Bandidas
"Two icons. One West. No rules."
The Power of the Pairing
In the mid-2000s, there was a specific kind of "Event Cinema" that didn't involve superheroes or multiverse-shattering stakes. It was the Star Vehicle—a film that existed almost entirely because two massive celebrities were friends in real life and wanted to hang out on a studio's dime. Bandidas is the ultimate manifestation of that era. I remember picking this up at a closing-down Blockbuster sale, tucked between a scratched copy of Sahara and a dusty National Treasure. I watched it while recovering from a wisdom tooth extraction, and the lingering anesthesia probably made the bank-robbing horse tricks 20% more impressive than they actually were.
Looking back, it’s wild to realize that this was the English-language debut of directors Joachim Rønning and Espen Sandberg, the duo who would eventually take over the Pirates of the Caribbean franchise. You can see the seeds of that high-adventure energy here. They took Penélope Cruz and Salma Hayek Pinault, arguably the two biggest Latin-American stars on the planet, and dropped them into a Western that feels less like John Ford and more like a live-action Looney Tunes short.

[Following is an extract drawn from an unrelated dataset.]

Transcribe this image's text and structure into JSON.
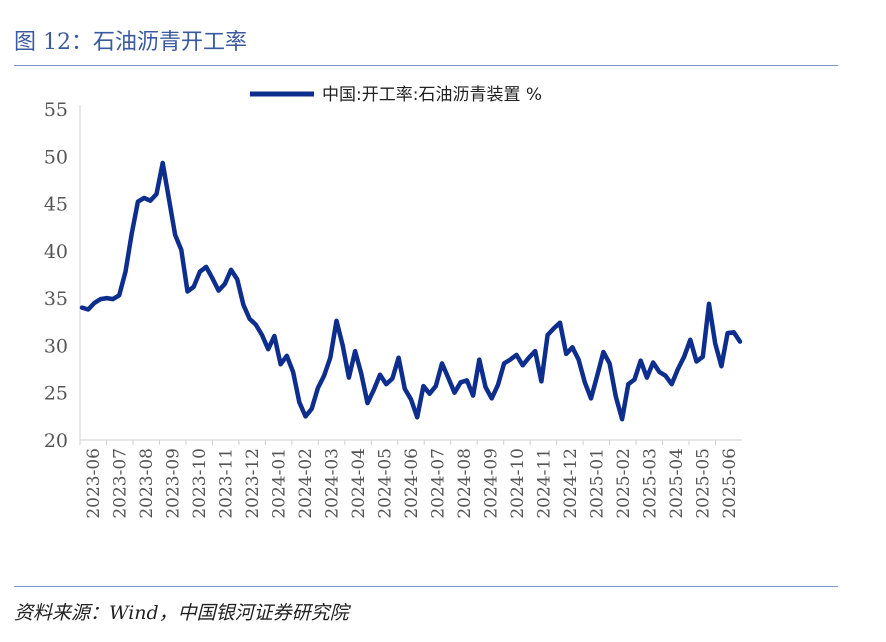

Heists, Corsets, and Kissing Lessons
The plot is your standard "rob from the rich to give to the poor" setup, but with a Parent Trap twist. Penélope Cruz is Maria, a rough-and-tumble farm girl, and Salma Hayek Pinault is Sara, a European-educated heiress. After the villainous Dwight Yoakam (playing a railroad tycoon who acts like he’s auditioning for a silent film villain role) ruins both their lives, they team up to hit him where it hurts: his vaults.
The action choreography is where the "Luc Besson-produced" DNA really shines through. Besson has a knack for "kinetic comedy"—action that relies on Rube Goldberg-style setups and physical gags. There’s a standout sequence where the duo trains with a legendary retired bank robber (the late, great Sam Shepard, who looks like he wandered onto the wrong set but decided to stay for the catering). The training involves them doing push-ups over a pit of spikes while wearing corsets, which is precisely the kind of logic-defying nonsense that makes 2000-era action so endearing.
Then there’s Steve Zahn. Playing Quentin, a forensic scientist sent to track them down, Zahn is doing his "lovable neurotic" thing at a level 10. There’s a protracted comedic bit where the two women "practice" their seductive interrogation techniques on him, and Zahn’s face moves with the elasticity of a gymnast. It’s goofy, it’s dated, and it’s completely unconcerned with being "gritty" or "realistic."
A Technicolor Relic
From a technical standpoint, Bandidas is a fascinating bridge between two eras. Shot on 35mm by Thierry Arbogast, it has a richness and a depth of color that you just don't see in modern, digitally-graded Westerns. The Mexican landscapes pop with burnt oranges and deep blues. This was 2006, right before the industry pivoted toward the desaturated, "gritty" look popularized by the Bourne movies and later the MCU.
However, it also reveals its age in its "pre-social-awareness" humor. The film treats the rivalry and eventual friendship of the two women with a heavy hand of "catfight" tropes that wouldn't fly today. Yet, there’s a genuine chemistry between Cruz and Hayek that saves it. You can tell they are having a blast, and that infectious joy carries the movie through its slower second act. It’s essentially a thirty-million-dollar home movie where the two leads happen to be Oscar-level talents.
The film ultimately vanished because it sat in a weird tonal valley. It wasn't "serious" enough for Western purists and wasn't "American" enough for the domestic box office, given its French production roots. It feels like a movie made by people who only knew about Mexico through Taco Bell commercials and Sergio Leone posters, yet that artifice is part of its charm. It isn't trying to be an authentic historical document; it’s trying to be a Saturday morning cartoon with high production values.
If you’re looking for a deep exploration of the Mexican-American War or a gritty deconstruction of the outlaw mythos, keep riding, cowboy. But if you want to see two of cinema's most charismatic leads engage in a bank-robbing montage set to a bouncy Éric Serra score, Bandidas is a delightful relic. It’s a breezy 93 minutes that reminds us of a time when movies didn't need to set up a five-film cinematic universe—they just needed two stars, a few horses, and a very large explosion. It’s a "forgotten" film that deserves a spot on your next "I just want to turn my brain off" watchlist.